Watch case, Germany, 1550



This fire gilt brass case (diameter: 62.7mm, hight: 24.5mm) was most probably made in Germany to house a full steel stackfreed movement. The heart shaped openings in the lid would have permitted to read the time shown by a single, blued steel hand. The hole in the central part of the lid would have been used for setting the time. There is no evidence of a bell mount inside the case, so it was most probably a simple watch with no complications such as alarm. The circular wall of the case is made of one sheet of metal welded near the hinge. The base of the case is welded and riveted with two pins onto the wall. The original loop is still present and would have accommodated a chain. The whole surface is superficially carved with geometric, celtic motives, scrolls and flowers.

Ex private collection (UK).

Iron built, early verge fusee movement for Tambour watch.

Iron built, early verge fusee movement for Tambour watch.

The shape resembling a drum is taken from the table clocks which were slightly bigger than the first portable watches. The dials were highly engraved with geometric motives and covered a movement made entirely of iron. The movements of these watches have mostly the stackfreed or early verge fusee system. Later the stackfreed will be completely replaced by the more reliable verge system.

These new type of watches, ‘Halsuhren’ (neckwatches) were most probably not worn around the neck but around the waist as they were extremely heavy.

Watch case, Germany, 1580




Fire gilt brass watch case (diameter: 61.5mm, hight 25.4mm). Deeper engraving as older ‘drum’ versions. The hinge more elaborate and ornate, but the biggest change would be a safety system for the lid.

Ex private collection (UK), sold at Bonhams, Bond Street (2009)

British Museum, London. Flat, steel stack freed movement used between 1550 and 1580.

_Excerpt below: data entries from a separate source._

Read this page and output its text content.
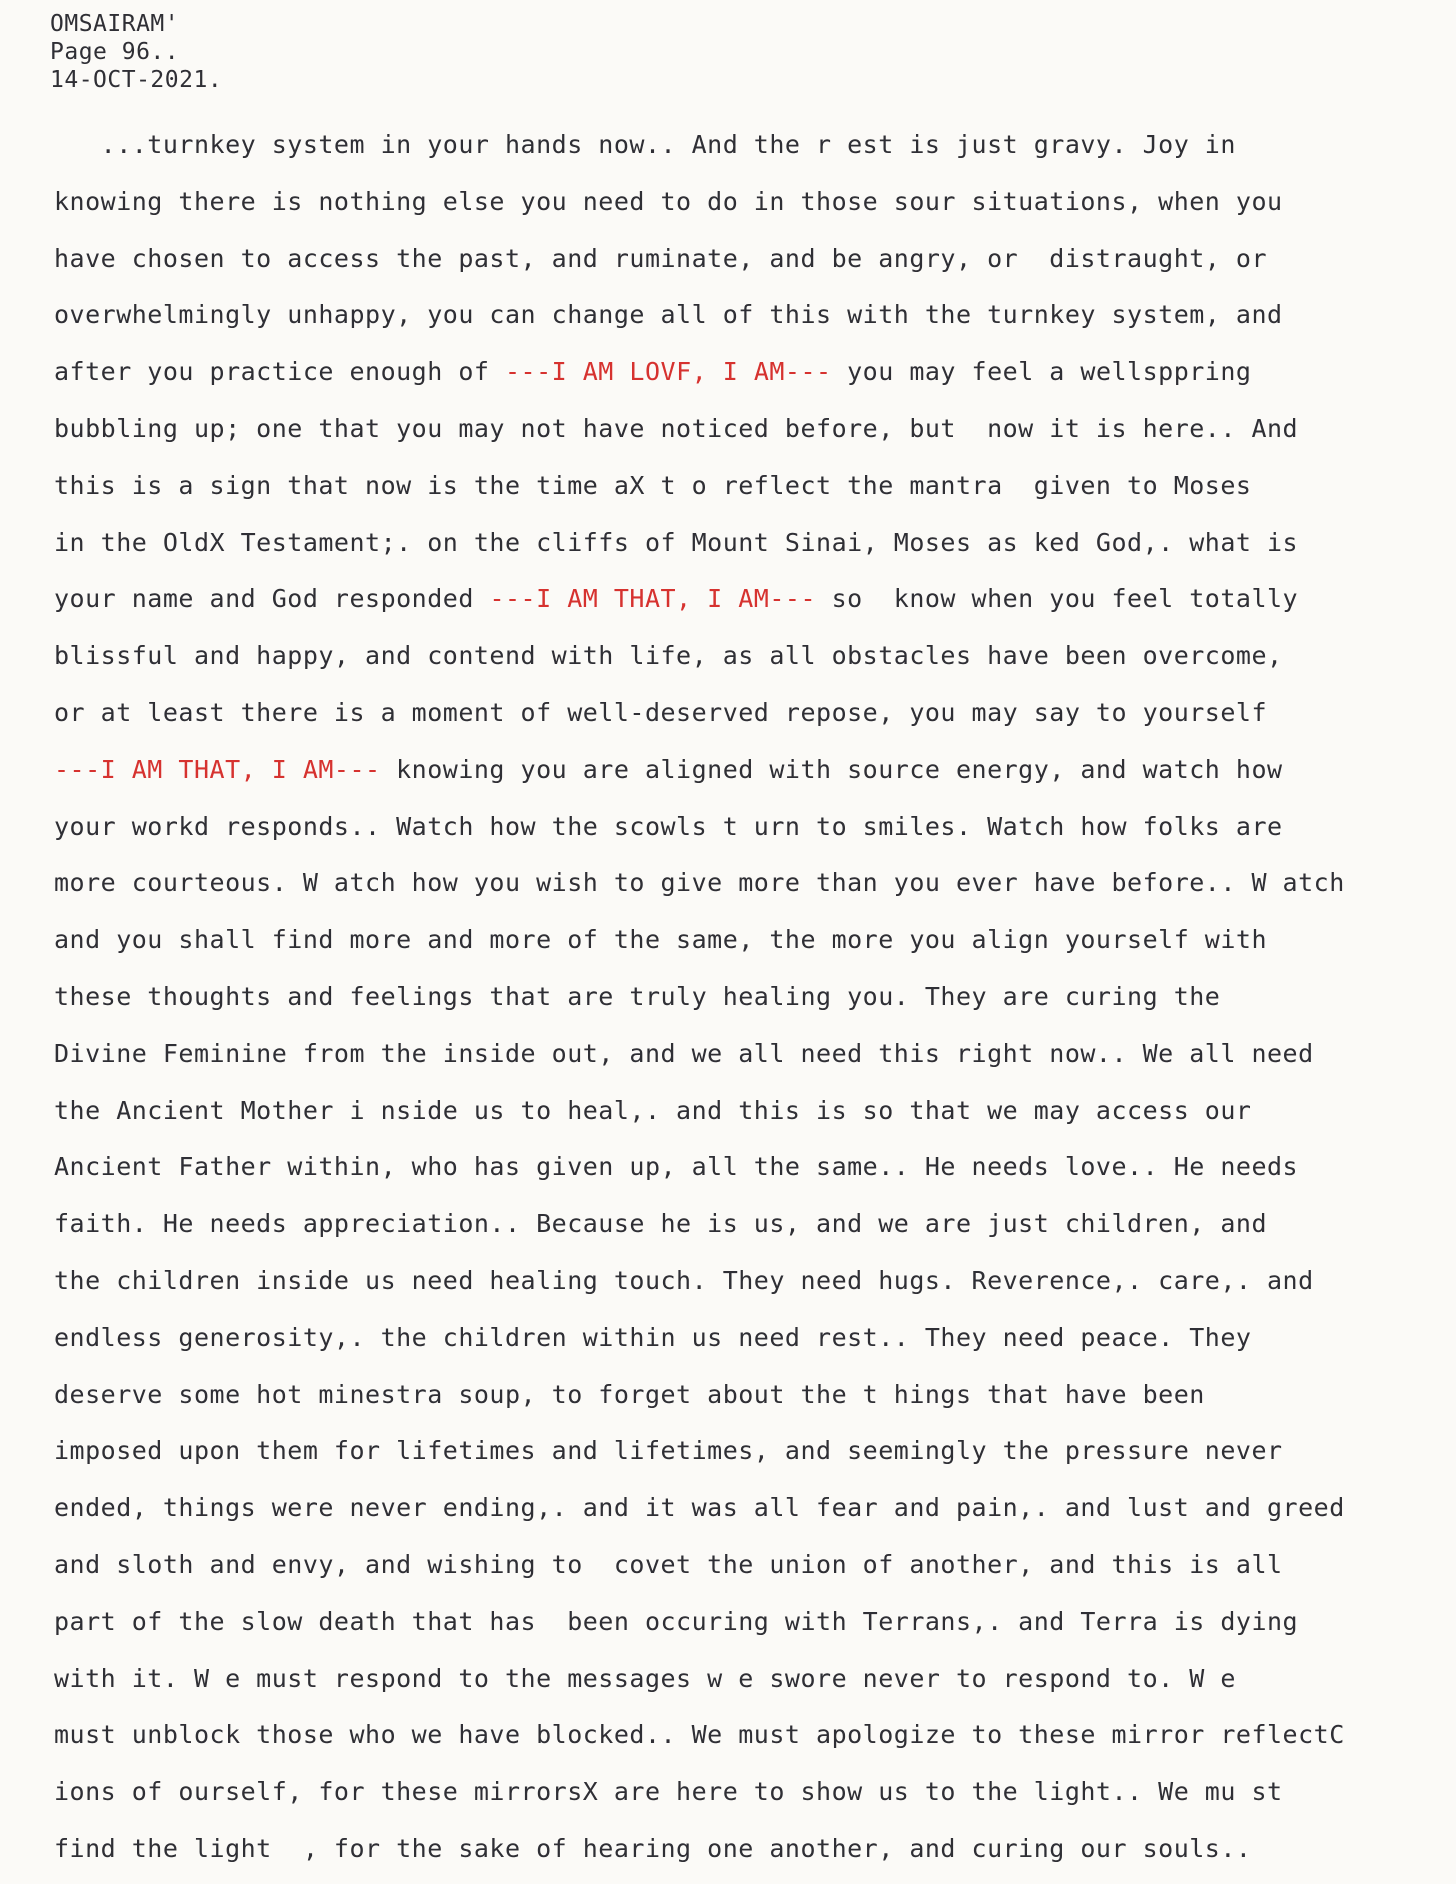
OMSAIRAM'
Page 96..
14-OCT-2021.
...turnkey system in your hands now.. And the r est is just gravy. Joy in
knowing there is nothing else you need to do in those sour situations, when you
have chosen to access the past, and ruminate, and be angry, or  distraught, or
overwhelmingly unhappy, you can change all of this with the turnkey system, and
after you practice enough of ---I AM LOVF, I AM--- you may feel a wellsppring
bubbling up; one that you may not have noticed before, but  now it is here.. And
this is a sign that now is the time aX t o reflect the mantra  given to Moses
in the OldX Testament;. on the cliffs of Mount Sinai, Moses as ked God,. what is
your name and God responded ---I AM THAT, I AM--- so  know when you feel totally
blissful and happy, and contend with life, as all obstacles have been overcome,
or at least there is a moment of well-deserved repose, you may say to yourself
---I AM THAT, I AM--- knowing you are aligned with source energy, and watch how
your workd responds.. Watch how the scowls t urn to smiles. Watch how folks are
more courteous. W atch how you wish to give more than you ever have before.. W atch
and you shall find more and more of the same, the more you align yourself with
these thoughts and feelings that are truly healing you. They are curing the
Divine Feminine from the inside out, and we all need this right now.. We all need
the Ancient Mother i nside us to heal,. and this is so that we may access our
Ancient Father within, who has given up, all the same.. He needs love.. He needs
faith. He needs appreciation.. Because he is us, and we are just children, and
the children inside us need healing touch. They need hugs. Reverence,. care,. and
endless generosity,. the children within us need rest.. They need peace. They
deserve some hot minestra soup, to forget about the t hings that have been
imposed upon them for lifetimes and lifetimes, and seemingly the pressure never
ended, things were never ending,. and it was all fear and pain,. and lust and greed
and sloth and envy, and wishing to  covet the union of another, and this is all
part of the slow death that has  been occuring with Terrans,. and Terra is dying
with it. W e must respond to the messages w e swore never to respond to. W e
must unblock those who we have blocked.. We must apologize to these mirror reflectC
ions of ourself, for these mirrorsX are here to show us to the light.. We mu st
find the light  , for the sake of hearing one another, and curing our souls..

British Museum, London. Stackfreed movement used  1550 –  1580.

The shape of the watch cases got more rounded towards the end of the 16th century. The movements started to get flatter, so the walls of the watches got more organic in shape. The movements are still made of steel and can retain the stackfreed system. The foliot (dumbbell shaped) replaces the balance used in verge fusee systems. The lid still has the openings to show the time and the central hole for setting the single steel hand. The decoration is still highly symmetrical, but naturalistic and organic forms take over.